Suppose that you throw a ball at an angle to the horizontal, and just after it leaves your hand at a height $y_i$its velocity is$\left(v_{xi},v_{yi},0\right)$. Assuming that we can neglect air resistance, at the top of its trajectory, when it is momentarily traveling horizontally, its velocity is$\left(v_{xi},0,0\right)$. What is the height$y_f$at the top of the trajectory, in terms of the other known quantities? Use the Energy Principle.

There are two instants available.

When the ball is at its highest point, the initial one $y_i$has a speed $V_i=(V_{xi},V_{yi},0)$. The second, when the ball is at its highest point$y_f$ and has a speed$v_f=\left(v_{xi},0,0\right)$

According to the work-energy principle, an increase in the kinetic energy of a rigid body is caused by an equal amount of positive work done on the body by the force acting on it.

There are two instants available. When the ball is at its highest point, the initial one$y_i$and has a speed$V_i=(V_{xi},V_{yi},0)$and the second, when the ball is at its highest point$y_f$and has a speed$V_f=\left\{V_{xi},0,0\right\}$.

The kinetic and potential energies will change in this case, but their sum will remain constant in both instants.

The change in gravitational energy caused by moving the ball is approximately equal to m g y, and we will adopt this approximation because the change in the length is small compared to the earth's radius.

As a result, the principle energy in the form is the same for initial and final states.

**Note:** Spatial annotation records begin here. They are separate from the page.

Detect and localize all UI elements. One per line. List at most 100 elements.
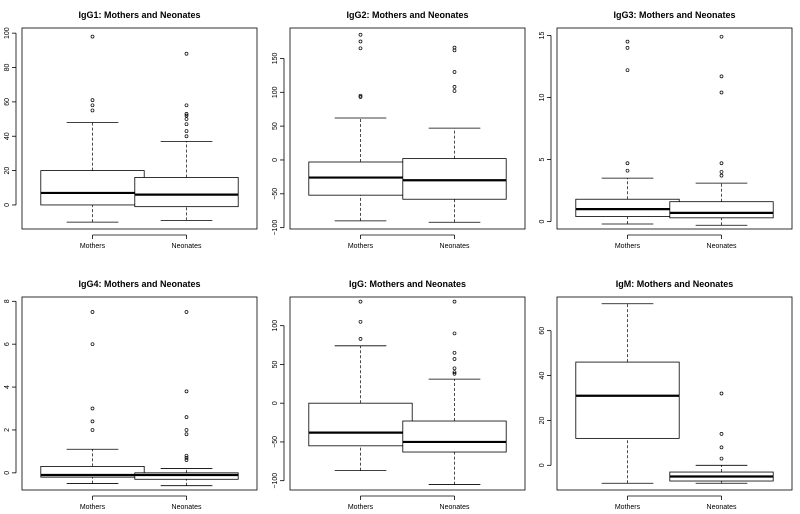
y-tick-label: 0 — [272, 401, 279, 405]
x-tick-label: Neonates — [707, 243, 737, 250]
outlier-point — [184, 51, 189, 56]
panel-title: IgG2: Mothers and Neonates — [346, 10, 468, 20]
outlier-point — [184, 112, 189, 116]
outlier-point — [358, 95, 363, 99]
outlier-point — [719, 34, 724, 39]
panel-title: IgM: Mothers and Neonates — [616, 279, 734, 289]
outlier-point — [358, 32, 363, 37]
outlier-point — [452, 70, 457, 74]
outlier-point — [719, 161, 724, 166]
y-tick-label: 80 — [4, 64, 11, 72]
outlier-point — [719, 391, 724, 396]
y-tick-label: 20 — [4, 167, 11, 175]
outlier-point — [358, 299, 363, 304]
outlier-point — [184, 428, 189, 432]
iqr-box — [308, 402, 413, 447]
y-tick-label: 40 — [539, 372, 546, 380]
chart-panel: IgG4: Mothers and Neonates 0 2 4 6 8 Mothers Ne… — [4, 279, 258, 511]
y-tick-label: 5 — [539, 157, 546, 161]
outlier-point — [184, 455, 189, 460]
plot-frame — [21, 296, 258, 491]
outlier-point — [184, 432, 189, 437]
outlier-point — [184, 103, 189, 108]
outlier-point — [90, 342, 95, 347]
outlier-point — [719, 456, 724, 461]
outlier-point — [452, 331, 457, 336]
outlier-point — [452, 89, 457, 93]
iqr-box — [40, 466, 145, 478]
outlier-point — [625, 161, 630, 166]
x-tick-label: Neonates — [172, 243, 202, 250]
outlier-point — [452, 45, 457, 50]
outlier-point — [90, 310, 95, 314]
outlier-point — [90, 98, 95, 103]
x-tick-label: Mothers — [80, 504, 106, 511]
panel-title: IgG: Mothers and Neonates — [349, 279, 466, 289]
outlier-point — [452, 357, 457, 361]
x-tick-label: Neonates — [440, 243, 470, 250]
outlier-point — [184, 415, 189, 419]
outlier-point — [90, 108, 95, 113]
y-tick-label: 4 — [4, 385, 11, 389]
y-tick-label: −100 — [272, 220, 279, 236]
iqr-box — [40, 170, 145, 206]
outlier-point — [625, 46, 630, 50]
box-mothers — [575, 303, 680, 484]
outlier-point — [184, 453, 189, 458]
chart-panel: IgG2: Mothers and Neonates −100 −50 0 50 100 1… — [272, 10, 526, 250]
box-neonates — [402, 45, 507, 223]
y-tick-label: −100 — [272, 473, 279, 489]
y-tick-label: 15 — [539, 31, 546, 39]
y-tick-label: 50 — [272, 360, 279, 368]
y-tick-label: −50 — [272, 436, 279, 448]
y-tick-label: 6 — [4, 342, 11, 346]
outlier-point — [625, 68, 630, 73]
outlier-point — [184, 122, 189, 127]
y-tick-label: 150 — [272, 53, 279, 65]
outlier-point — [358, 39, 363, 44]
outlier-point — [452, 370, 457, 375]
outlier-point — [452, 371, 457, 376]
outlier-point — [90, 103, 95, 108]
x-tick-label: Mothers — [80, 243, 106, 250]
x-tick-label: Mothers — [348, 504, 374, 511]
y-tick-label: 0 — [539, 220, 546, 224]
panel-title: IgG3: Mothers and Neonates — [613, 10, 735, 20]
outlier-point — [719, 173, 724, 178]
y-tick-label: 100 — [4, 27, 11, 39]
chart-panel: IgG: Mothers and Neonates −100 −50 0 50 100 Mo… — [272, 279, 526, 511]
outlier-point — [90, 34, 95, 39]
outlier-point — [184, 458, 189, 462]
y-tick-label: 20 — [539, 416, 546, 424]
y-tick-label: 2 — [4, 428, 11, 432]
iqr-box — [575, 198, 680, 217]
y-tick-label: 0 — [272, 158, 279, 162]
x-tick-label: Mothers — [348, 243, 374, 250]
outlier-point — [184, 117, 189, 121]
y-tick-label: −50 — [272, 188, 279, 200]
outlier-point — [452, 85, 457, 89]
y-tick-label: 100 — [272, 320, 279, 332]
chart-panel: IgG3: Mothers and Neonates 0 5 10 15 Mothers N… — [539, 10, 793, 250]
outlier-point — [90, 419, 95, 424]
y-tick-label: 0 — [539, 463, 546, 467]
x-tick-label: Mothers — [615, 243, 641, 250]
outlier-point — [184, 129, 189, 133]
outlier-point — [358, 337, 363, 341]
outlier-point — [358, 46, 363, 51]
outlier-point — [90, 406, 95, 411]
plot-frame — [556, 27, 793, 230]
outlier-point — [625, 168, 630, 173]
x-tick-label: Neonates — [707, 504, 737, 511]
y-tick-label: 10 — [539, 93, 546, 101]
box-mothers — [40, 34, 145, 223]
chart-panel: IgG1: Mothers and Neonates 0 20 40 60 80 100 Mo… — [4, 10, 258, 250]
iqr-box — [402, 420, 507, 453]
chart-panel: IgM: Mothers and Neonates 0 20 40 60 Mothers N… — [539, 279, 793, 511]
box-neonates — [669, 391, 774, 484]
y-tick-label: 60 — [4, 98, 11, 106]
plot-frame — [289, 27, 526, 230]
outlier-point — [719, 445, 724, 450]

To determine the final long, put the expressions of

$$\begin{gathered} K_f+U_f=K_i+U_i\frac{1}{2}m{v}_f^2+mg{y}_f \\ {K}_f+U_f=\frac{1}{2}m{v}_i^2+mg{y}_{i}g{y}_f \\ {K}_f+U_f=\frac{1}{2}\left[v_i^2-v_f^2\right]+g{y}_i{y}_f \\ {K}_f+U_f=\frac{1}{2g}\left[v_i^2-v_f^2\right]+y_i \\ {y}_i=\frac{1}{2g}\left[v_i^2-v_f^2\right]+y_i................\left(1\right) \end{gathered}$$

now let us plug the expressions of $v_{i_{}}$and $v_f$into equation (1) to find the final long $y_f$

$$\begin{gathered} y_f=\frac{1}{2g}\left[v_i^2-v_f^2\right]+y_i \\ {y}_f=\frac{1}{2g}\left[v_{xi}^2+v_{yi}^2-v_x^2\right]+y_i \\ {y}_f=\frac{v_{yi}^2}{2g}+y_i \end{gathered}$$

The change in potential energy is unaffected by movement along the horizontal path, as indicated.

Hence, the height at top of the trajectory$y_f=\frac{v_{yi}^2}{2g}+y_i$.